The primary problem of virtual machine sprawl is one of management. When system resources were expensive, it was easier to manage the operating environment and applications of each individual system. We may need a few tools, but it’s reasonably simple. There may even be some built in redundancy to handle exactly these management issues. When the contents of the virtual system doesn’t change, but creating one becomes cheaper, the idea that we can effectively manage individual operating systems and applications begins to strain and eventually break. Enter the cloud.
The primary difference between virtualization and cloud computing is the treatment of the virtual resource. Cloud is based on the idea that virtual machines have become so cheap, it is a better use of administrator time to replace an operating system and / or application rather than attempt to patch and maintain it in situ. Docker is born from the same mental model of management, and a container provides a means of separation similar to a virtual machine. These are the days of the “immutable infrastructure” components.
Docker containers can restrict access to resources like memory and cpu on RHEL via cgroups. Containers provide unique views of the host to the contained application, like blinders restricting a horse. The Linux capability mechanisms can remove the ability for containers to do things that can be done on a full operating system, like mount a file system. Containers don’t have the full emulation path overhead that enterprise virtualization platforms work so hard to mitigate; there isn’t a virtual NIC, there’s a unique representation, by the kernel, of the networking stack. We don’t have a full boot environment either remember, just the expanded new boundaries of our application.

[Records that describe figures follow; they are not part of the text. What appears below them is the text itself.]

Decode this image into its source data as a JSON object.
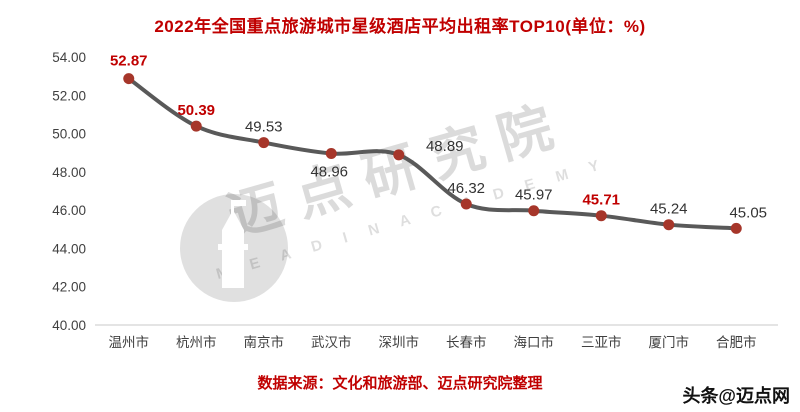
{
  "title": "2022年全国重点旅游城市星级酒店平均出租率TOP10(单位：%)",
  "source_note": "数据来源：文化和旅游部、迈点研究院整理",
  "badge": "头条@迈点网",
  "watermark": {
    "name": "迈点研究院",
    "sub": "M E A D I N   A C A D E M Y"
  },
  "colors": {
    "accent_red": "#c00000",
    "line": "#595959",
    "marker": "#a6362a",
    "axis_text": "#404040",
    "label_text": "#333333",
    "axis_line": "#c9c9c9"
  },
  "chart_data": {
    "type": "line",
    "title": "2022年全国重点旅游城市星级酒店平均出租率TOP10(单位：%)",
    "categories": [
      "温州市",
      "杭州市",
      "南京市",
      "武汉市",
      "深圳市",
      "长春市",
      "海口市",
      "三亚市",
      "厦门市",
      "合肥市"
    ],
    "values": [
      52.87,
      50.39,
      49.53,
      48.96,
      48.89,
      46.32,
      45.97,
      45.71,
      45.24,
      45.05
    ],
    "highlighted_indices": [
      0,
      1,
      7
    ],
    "xlabel": "",
    "ylabel": "",
    "ylim": [
      40,
      54
    ],
    "ytick_step": 2,
    "ytick_format": "2dp",
    "grid": false,
    "legend": false
  }
}
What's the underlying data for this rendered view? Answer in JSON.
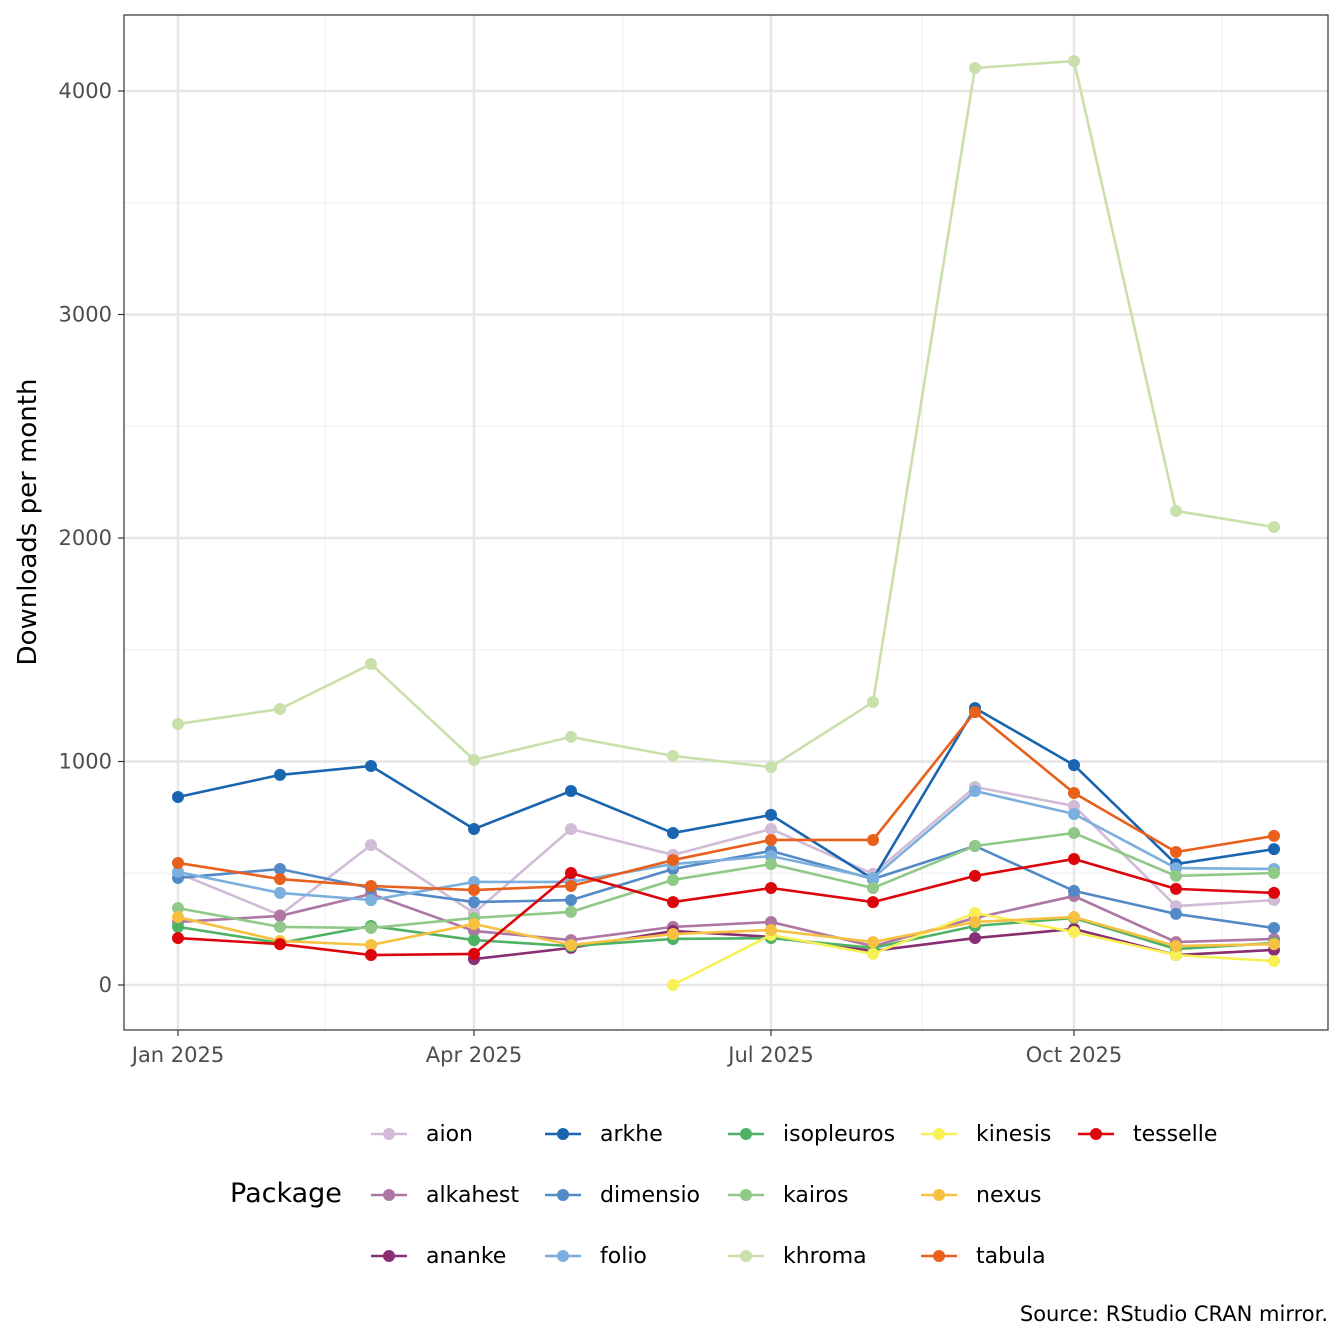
{
  "chart_data": {
    "type": "line",
    "title": "",
    "xlabel": "",
    "ylabel": "Downloads per month",
    "ylim": [
      -200,
      4340
    ],
    "yticks": [
      0,
      1000,
      2000,
      3000,
      4000
    ],
    "ytick_labels": [
      "0",
      "1000",
      "2000",
      "3000",
      "4000"
    ],
    "xticks": [
      "Jan 2025",
      "Apr 2025",
      "Jul 2025",
      "Oct 2025"
    ],
    "x": [
      "2025-01",
      "2025-02",
      "2025-03",
      "2025-04",
      "2025-05",
      "2025-06",
      "2025-07",
      "2025-08",
      "2025-09",
      "2025-10",
      "2025-11",
      "2025-12"
    ],
    "grid": true,
    "legend_title": "Package",
    "legend_position": "bottom",
    "caption": "Source: RStudio CRAN mirror.",
    "series": [
      {
        "name": "aion",
        "color": "#d1bbd7",
        "values": [
          501,
          313,
          626,
          322,
          698,
          582,
          698,
          497,
          886,
          801,
          353,
          380
        ]
      },
      {
        "name": "alkahest",
        "color": "#ae76a3",
        "values": [
          282,
          309,
          407,
          242,
          201,
          260,
          282,
          174,
          300,
          398,
          192,
          206
        ]
      },
      {
        "name": "ananke",
        "color": "#882e72",
        "values": [
          null,
          null,
          null,
          116,
          166,
          242,
          215,
          152,
          210,
          251,
          134,
          157
        ]
      },
      {
        "name": "arkhe",
        "color": "#1965b0",
        "values": [
          841,
          940,
          980,
          698,
          868,
          680,
          761,
          474,
          1239,
          984,
          541,
          608
        ]
      },
      {
        "name": "dimensio",
        "color": "#5289c7",
        "values": [
          479,
          519,
          434,
          371,
          380,
          519,
          600,
          474,
          622,
          421,
          318,
          255
        ]
      },
      {
        "name": "folio",
        "color": "#7bafde",
        "values": [
          506,
          412,
          380,
          461,
          461,
          541,
          577,
          479,
          868,
          765,
          523,
          519
        ]
      },
      {
        "name": "isopleuros",
        "color": "#4eb265",
        "values": [
          260,
          188,
          264,
          201,
          174,
          206,
          210,
          166,
          264,
          300,
          161,
          188
        ]
      },
      {
        "name": "kairos",
        "color": "#90c987",
        "values": [
          344,
          260,
          255,
          300,
          327,
          470,
          541,
          434,
          622,
          680,
          488,
          501
        ]
      },
      {
        "name": "khroma",
        "color": "#cae0ab",
        "values": [
          1168,
          1235,
          1436,
          1007,
          1110,
          1025,
          975,
          1266,
          4103,
          4134,
          2121,
          2049
        ]
      },
      {
        "name": "kinesis",
        "color": "#f7f056",
        "values": [
          null,
          null,
          null,
          null,
          null,
          0,
          224,
          139,
          322,
          237,
          134,
          107
        ]
      },
      {
        "name": "nexus",
        "color": "#f6c141",
        "values": [
          304,
          197,
          179,
          273,
          179,
          228,
          246,
          192,
          282,
          304,
          174,
          183
        ]
      },
      {
        "name": "tabula",
        "color": "#e8601c",
        "values": [
          546,
          474,
          443,
          425,
          443,
          559,
          649,
          649,
          1221,
          859,
          595,
          667
        ]
      },
      {
        "name": "tesselle",
        "color": "#dc050c",
        "values": [
          210,
          183,
          134,
          139,
          501,
          371,
          434,
          371,
          488,
          564,
          430,
          412
        ]
      }
    ]
  }
}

Putting it together operationally
What happens when you combine the expanded definition of what it means to package an application with the knobs and know-how to provide good separation between applications? You get an operating platform that allows for independent maintenance of extremely lightweight operating systems. You get complete control of application internals in the hands of the developers. You get a means to run applications in a wide range of environments. You get the ability to further leverage virtualization as a cost improvement, while gaining manageability by moving toward interchangeable parts.
While there are new tools and new work flows, the fundamental thing to understand is that we haven’t really changed the overall process. Developers still build and maintain applications, it just things they used in the past to build apps are now in the packaging instead of being operational runtime problems. Finding and installing appropriate versions of shared libraries isn’t an interesting problem to spend time and money on. Operations engineers still focus on delivering a stable, resilient environment for applications, but can do so without focusing on the care and feeding of each and every server. Applying patches to individual OS instances isn’t an interesting problem to spend time and money on.
And the more interesting problems you are solving, the more valuable you are to your organization.